C’est l’avis de Léo-Paul Lauzon et de deux autres chercheurs de la Chaire d’études socio-économique de l’ESG-UQAM qui publient aujourd’hui une étude sur la question.
L’entente, signée en 1994 pour une durée de 30 ans, a abouti à la création d’une société paramunicipale, Stationnement de Montréal. Cette entente est «désavantageuse pour les contribuables montréalais», peut-on lire dans le rapport d’une cinquantaine de pages.
En effet, la Chambre de commerce hérite de redevances annuelles de 400 000 $ et plus de 20 % des profits de Stationnement de Montréal ne seraient pas versés à la Ville. Ils sont destinés à un fonds administré par la Chambre pour financer divers projets ou réinvestis.
Le rapport déplore aussi la hausse du nombre de parcomètres depuis 1995 (+ 41 %), l’allongement des heures de service, l’annulation de la gratuité le dimanche et l’augmentation des prix. Ces décisions auraient notamment réduit l’activité économique au centre-ville, soit l’inverse de l’effet escompté.
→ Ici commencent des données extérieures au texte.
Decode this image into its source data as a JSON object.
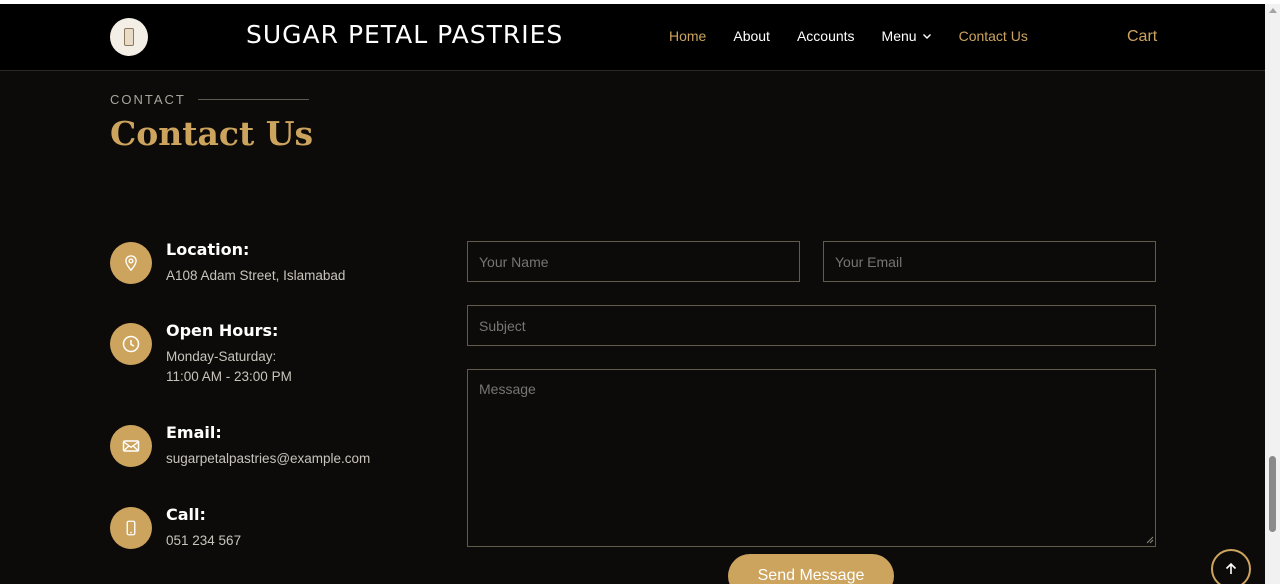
{
  "header": {
    "site_title": "SUGAR PETAL PASTRIES",
    "nav": [
      {
        "label": "Home",
        "active": true
      },
      {
        "label": "About"
      },
      {
        "label": "Accounts"
      },
      {
        "label": "Menu",
        "has_dropdown": true
      },
      {
        "label": "Contact Us",
        "active": true
      }
    ],
    "cart_label": "Cart"
  },
  "section": {
    "eyebrow": "CONTACT",
    "title": "Contact Us"
  },
  "contact_info": [
    {
      "icon": "map-pin-icon",
      "title": "Location:",
      "lines": [
        "A108 Adam Street, Islamabad"
      ]
    },
    {
      "icon": "clock-icon",
      "title": "Open Hours:",
      "lines": [
        "Monday-Saturday:",
        "11:00 AM - 23:00 PM"
      ]
    },
    {
      "icon": "envelope-icon",
      "title": "Email:",
      "lines": [
        "sugarpetalpastries@example.com"
      ]
    },
    {
      "icon": "phone-icon",
      "title": "Call:",
      "lines": [
        "051 234 567"
      ]
    }
  ],
  "form": {
    "name_placeholder": "Your Name",
    "email_placeholder": "Your Email",
    "subject_placeholder": "Subject",
    "message_placeholder": "Message",
    "submit_label": "Send Message"
  },
  "colors": {
    "accent": "#cda45e",
    "background": "#0c0b09",
    "header_bg": "#000000"
  }
}
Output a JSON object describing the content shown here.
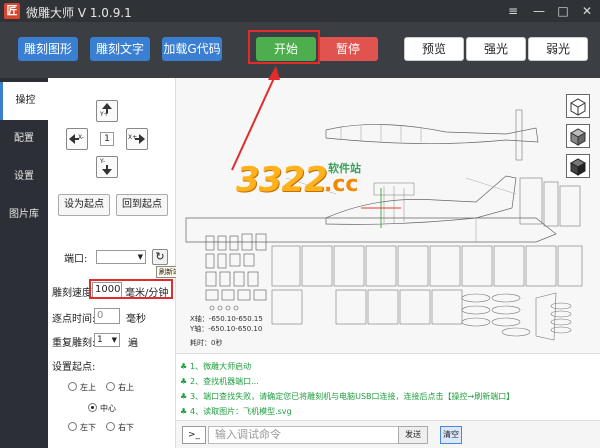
{
  "window": {
    "title": "微雕大师 V 1.0.9.1",
    "app_icon_glyph": "匠",
    "controls": [
      "menu-icon",
      "minimize-icon",
      "maximize-icon",
      "close-icon"
    ]
  },
  "toolbar": {
    "engrave_image": "雕刻图形",
    "engrave_text": "雕刻文字",
    "load_gcode": "加载G代码",
    "start": "开始",
    "pause": "暂停",
    "preview": "预览",
    "strong_light": "强光",
    "weak_light": "弱光"
  },
  "sidebar": {
    "tabs": [
      {
        "label": "操控",
        "active": true
      },
      {
        "label": "配置",
        "active": false
      },
      {
        "label": "设置",
        "active": false
      },
      {
        "label": "图片库",
        "active": false
      }
    ]
  },
  "control": {
    "jog": {
      "up": "Y+",
      "down": "Y-",
      "left": "X-",
      "right": "X+",
      "step": "1"
    },
    "set_origin": "设为起点",
    "return_origin": "回到起点",
    "port_label": "端口:",
    "port_value": "",
    "refresh_tooltip": "刷新端口",
    "speed_label": "雕刻速度:",
    "speed_value": "1000",
    "speed_unit": "毫米/分钟",
    "dwell_label": "逐点时间:",
    "dwell_value": "0",
    "dwell_unit": "毫秒",
    "repeat_label": "重复雕刻:",
    "repeat_value": "1",
    "repeat_unit": "遍",
    "origin_label": "设置起点:",
    "origin_options": {
      "top_left": "左上",
      "top_right": "右上",
      "center": "中心",
      "bottom_left": "左下",
      "bottom_right": "右下"
    },
    "origin_selected": "中心"
  },
  "canvas": {
    "x_readout": "X轴：-650.10-650.15",
    "y_readout": "Y轴：-650.10-650.10",
    "time_readout": "耗时：0秒",
    "watermark": {
      "number": "3322",
      "suffix": ".cc",
      "tagline": "软件站"
    },
    "view_buttons": [
      "cube-wireframe-icon",
      "cube-solid-icon",
      "cube-dark-icon"
    ]
  },
  "log": {
    "lines": [
      "1、微雕大师启动",
      "2、查找机器端口...",
      "3、端口查找失败，请确定您已将雕刻机与电脑USB口连接，连接后点击【操控→刷新端口】",
      "4、读取图片：飞机模型.svg"
    ],
    "color": "#1e9e3e"
  },
  "command": {
    "prompt": ">_",
    "placeholder": "输入调试命令",
    "send": "发送",
    "clear": "清空"
  },
  "colors": {
    "accent_blue": "#3a7fd1",
    "start_green": "#4cae4c",
    "pause_red": "#e0534f",
    "highlight_red": "#e32b2b"
  }
}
M. Lauzon admet que Stationnement de Montréal «verse une redevance très intéressante» à la Ville, mais cette dernière pourrait arriver au même résultat seule, évitant ainsi de perdre près de 30 M$ sur 30 ans. Il suggère qu’elle reprenne la gestion du stationnement.
La Ville se défend
Montréal défend sa politique de
stationnement. «La Ville a reçu 44 M$ de redevances en 2008. C’est
l’équivalent du déficit structurel de la STM», indique Marvin Rotrand,
conseiller de Ville dans NDG. Selon lui, le stationnement est bien
moins cher à Montréal qu’à Vancouver, Toronto ou Calgary.
Il
précise que le fonds géré par la Chambre de commerce sert à la campagne
de propreté, au soutien des artères commerciales, au transport en
commun et à la lutte contre le décrochage scolaire. «Ça ne reviendrait
pas forcément moins cher si la Ville reprenait l’activité», conclut-il.